Orientation and mobility (O&M) training is provided to people who are visually impaired to help them maintain travel independence. It teaches them new orientation and mobility skills to compensate for reduced visual information.
The objective of this review was to assess the effects of O&M training, with or without associated devices, for adults with low vision.
We searched the Cochrane Central Register of Controlled Trials (CENTRAL) (which contains the Cochrane Eyes and Vision Group Trials Register) (The Cochrane Library, 2010, Issue 3), MEDLINE (January 1950 to March 2010), EMBASE (January 1980 to March 2010), Latin American and Caribbean Literature on Health Sciences (LILACS) (January 1982 to March 2010), System for Information on Grey Literature in Europe (OpenSIGLE) (March 2010), the metaRegister of Controlled Trials (mRCT) (www.controlled-trials.com) (March 2010), ClinicalTrials.gov (http://clinicaltrials.gov) (March 2010), ZETOC (March 2010) and the reference lists of retrieved articles. There were no language or date restrictions in the search for trials. The electronic databases were last searched on 31 March 2010.

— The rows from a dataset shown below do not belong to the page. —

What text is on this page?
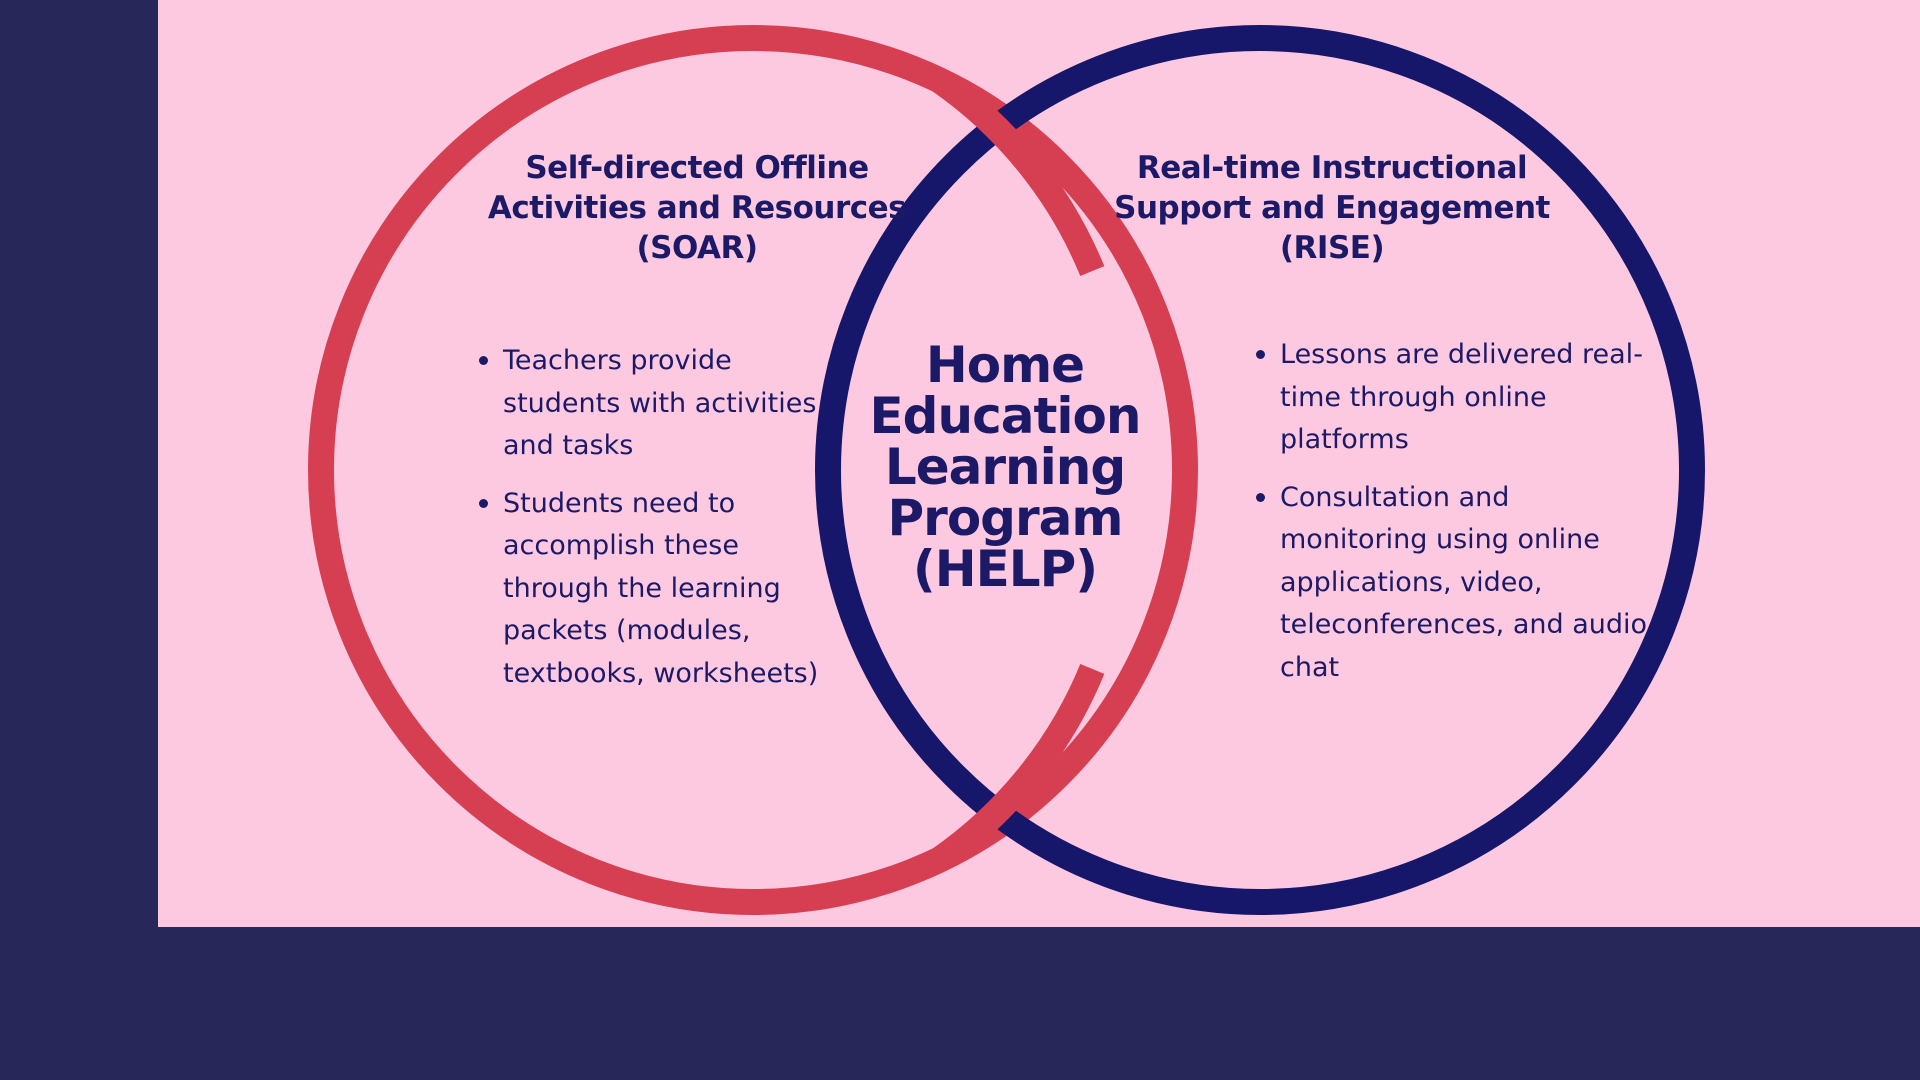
Self-directed Offline Activities and Resources (SOAR)
Teachers provide students with activities and tasks
Students need to accomplish these through the learning packets (modules, textbooks, worksheets)
Home Education Learning Program (HELP)
Real-time Instructional Support and Engagement (RISE)
Lessons are delivered real-time through online platforms
Consultation and monitoring using online applications, video, teleconferences, and audio chat
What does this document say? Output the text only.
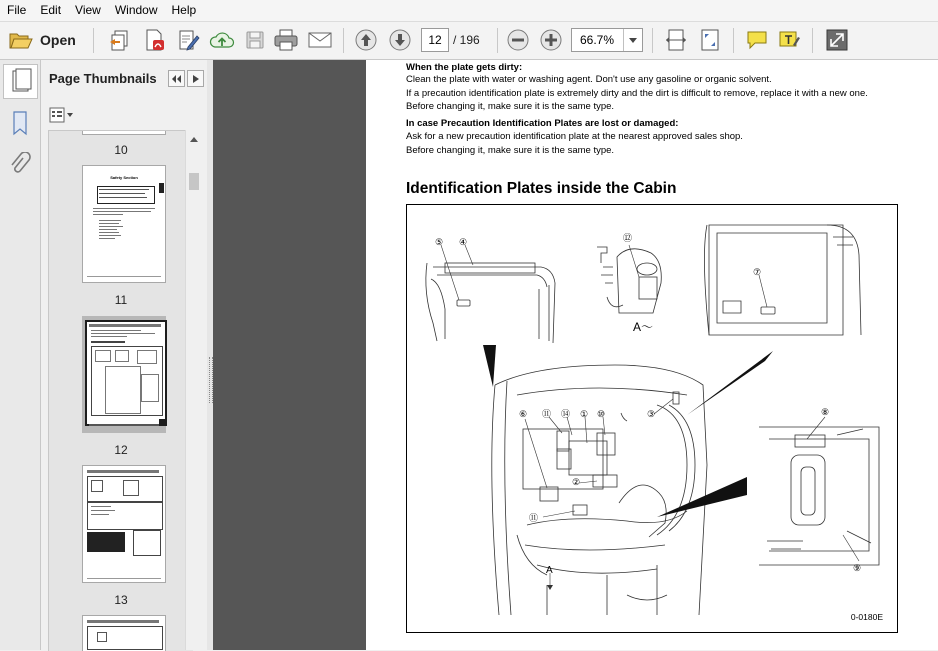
File	Edit	View	Window	Help
Open	12 / 196	66.7%
Page Thumbnails
10
Safety Section
11
12
13
When the plate gets dirty:
Clean the plate with water or washing agent. Don't use any gasoline or organic solvent.
If a precaution identification plate is extremely dirty and the dirt is difficult to remove, replace it with a new one.
Before changing it, make sure it is the same type.
In case Precaution Identification Plates are lost or damaged:
Ask for a new precaution identification plate at the nearest approved sales shop.
Before changing it, make sure it is the same type.
Identification Plates inside the Cabin
⑤ ④	⑫
A～
⑦
⑧
⑨
③
⑥ ⑪ ⑭ ① ⑩
②
⑪
A
0-0180E
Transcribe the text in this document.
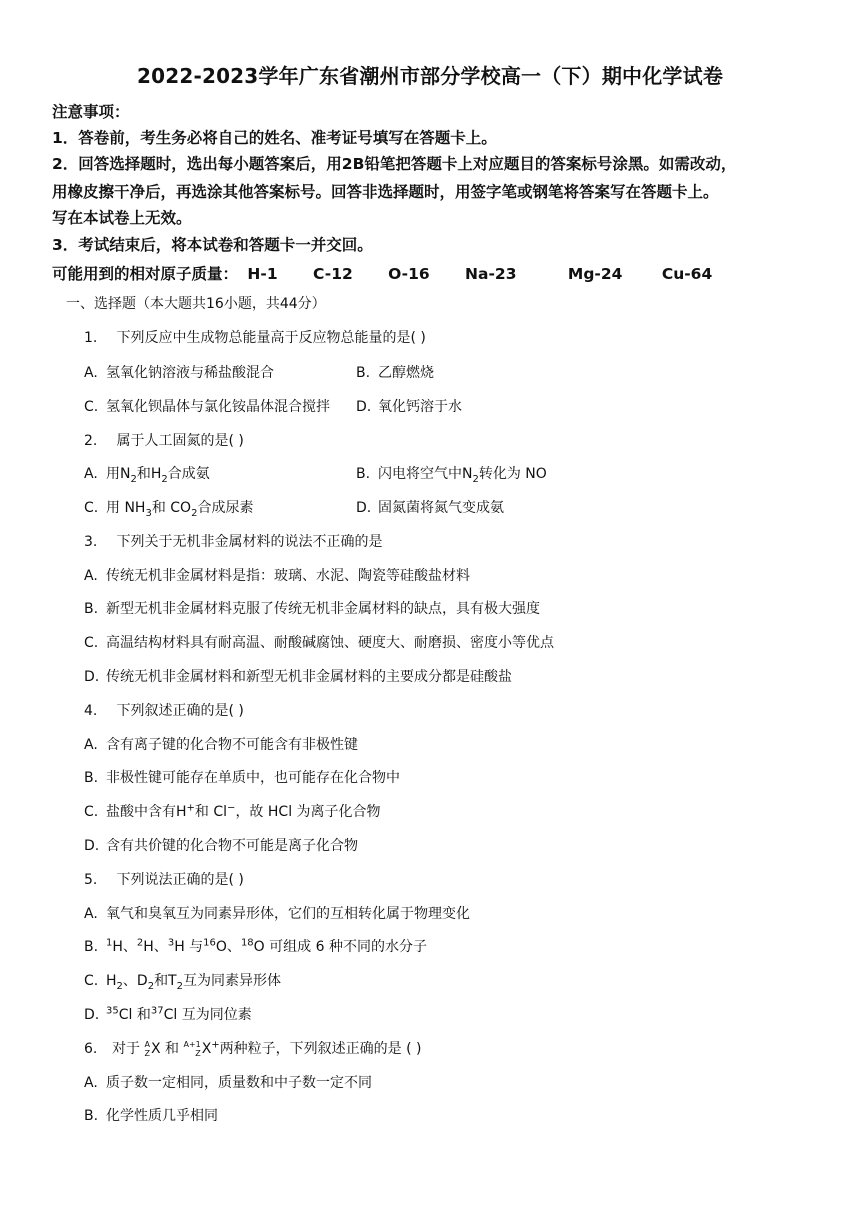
2022-2023学年广东省潮州市部分学校高一（下）期中化学试卷
注意事项：
1．答卷前，考生务必将自己的姓名、准考证号填写在答题卡上。
2．回答选择题时，选出每小题答案后，用2B铅笔把答题卡上对应题目的答案标号涂黑。如需改动，
用橡皮擦干净后，再选涂其他答案标号。回答非选择题时，用签字笔或钢笔将答案写在答题卡上。
写在本试卷上无效。
3．考试结束后，将本试卷和答题卡一并交回。
可能用到的相对原子质量： H-1 C-12 O-16 Na-23	Mg-24	Cu-64
一、选择题（本大题共16小题，共44分）
1. 下列反应中生成物总能量高于反应物总能量的是( )
A. 氢氧化钠溶液与稀盐酸混合	B. 乙醇燃烧
C. 氢氧化钡晶体与氯化铵晶体混合搅拌 D. 氧化钙溶于水
2. 属于人工固氮的是( )
A. 用$N_2$和$H_2$合成氨	B. 闪电将空气中$N_2$转化为 NO
C. 用 $NH_3$和 $CO_2$合成尿素	D. 固氮菌将氮气变成氨
3. 下列关于无机非金属材料的说法不正确的是
A. 传统无机非金属材料是指：玻璃、水泥、陶瓷等硅酸盐材料
B. 新型无机非金属材料克服了传统无机非金属材料的缺点，具有极大强度
C. 高温结构材料具有耐高温、耐酸碱腐蚀、硬度大、耐磨损、密度小等优点
D. 传统无机非金属材料和新型无机非金属材料的主要成分都是硅酸盐
4. 下列叙述正确的是( )
A. 含有离子键的化合物不可能含有非极性键
B. 非极性键可能存在单质中，也可能存在化合物中
C. 盐酸中含有H+和 Cl−，故 HCl 为离子化合物
D. 含有共价键的化合物不可能是离子化合物
5. 下列说法正确的是( )
A. 氧气和臭氧互为同素异形体，它们的互相转化属于物理变化
B. $^1$H、$^2$H、$^3$H 与$^{16}$O、$^{18}$O 可组成 6 种不同的水分子
C. $H_2$、$D_2$和$T_2$互为同素异形体
D. $^{35}$Cl 和$^{37}$Cl 互为同位素
6. 对于 A
ZX 和 A+1
ZX+两种粒子，下列叙述正确的是 ( )
A. 质子数一定相同，质量数和中子数一定不同
B. 化学性质几乎相同
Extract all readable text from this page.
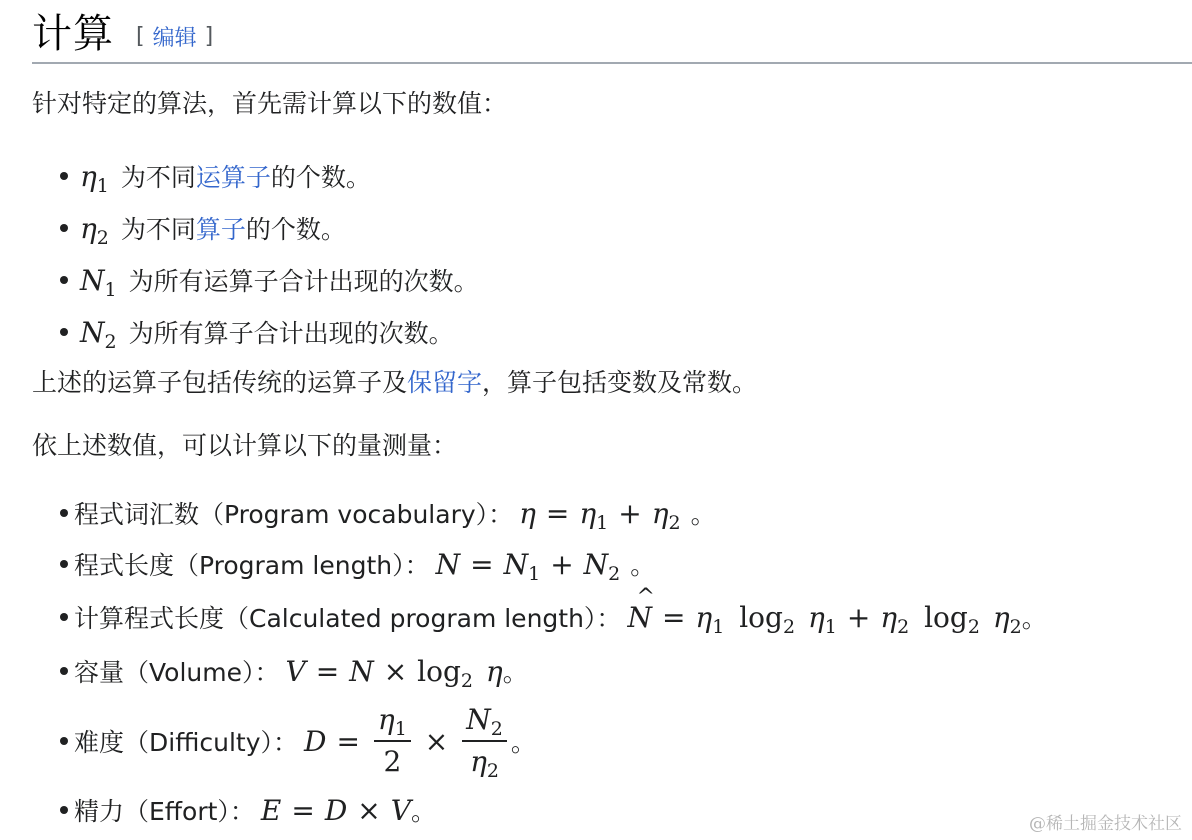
计算 [ 编辑 ]
针对特定的算法，首先需计算以下的数值：
$\eta_1$ 为不同 运算子 的个数。
$\eta_2$ 为不同 算子 的个数。
$N_1$ 为所有运算子合计出现的次数。
$N_2$ 为所有算子合计出现的次数。
上述的运算子包括传统的运算子及保留字，算子包括变数及常数。
依上述数值，可以计算以下的量测量：
程式词汇数（Program vocabulary）： $\eta = \eta_1 + \eta_2$ 。
程式长度（Program length）： $N = N_1 + N_2$ 。
计算程式长度（Calculated program length）： ^ $N = \eta_1$ $\log_2 \eta_1 + \eta_2$ $\log_2 \eta_2$ 。
容量（Volume）： $V = N \times \log_2 \eta$ 。
难度（Difficulty）： $D = \frac{\eta_1}{2} \times \frac{N_2}{\eta_2}$ 。
精力（Effort）： E = D × V 。	@稀土掘金技术社区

We planned to include randomised or quasi-randomised trials comparing O&M training with no training in adults with low vision.
Two authors independently assessed the search results for eligibility, evaluated study quality and extracted the data.
Two small studies satisfied the inclusion criteria. They were consecutive phases of development of the same training curriculum and assessment tool. The intervention was administered by a volunteer on the basis of written and oral instruction. In both studies the randomisation technique was inadequate, being based on alternation, and masking was not achieved. Training had no effect in the first study but tended to be beneficial in the second but not to a statistically significant extent. Reasons for differences between studies may have been: the high scores obtained in the first study, suggestive of little need for training and small room for further improvement (a ceiling effect), and the refinement of the curriculum allowing better tailoring to patients' specific needs and characteristics, in the second study.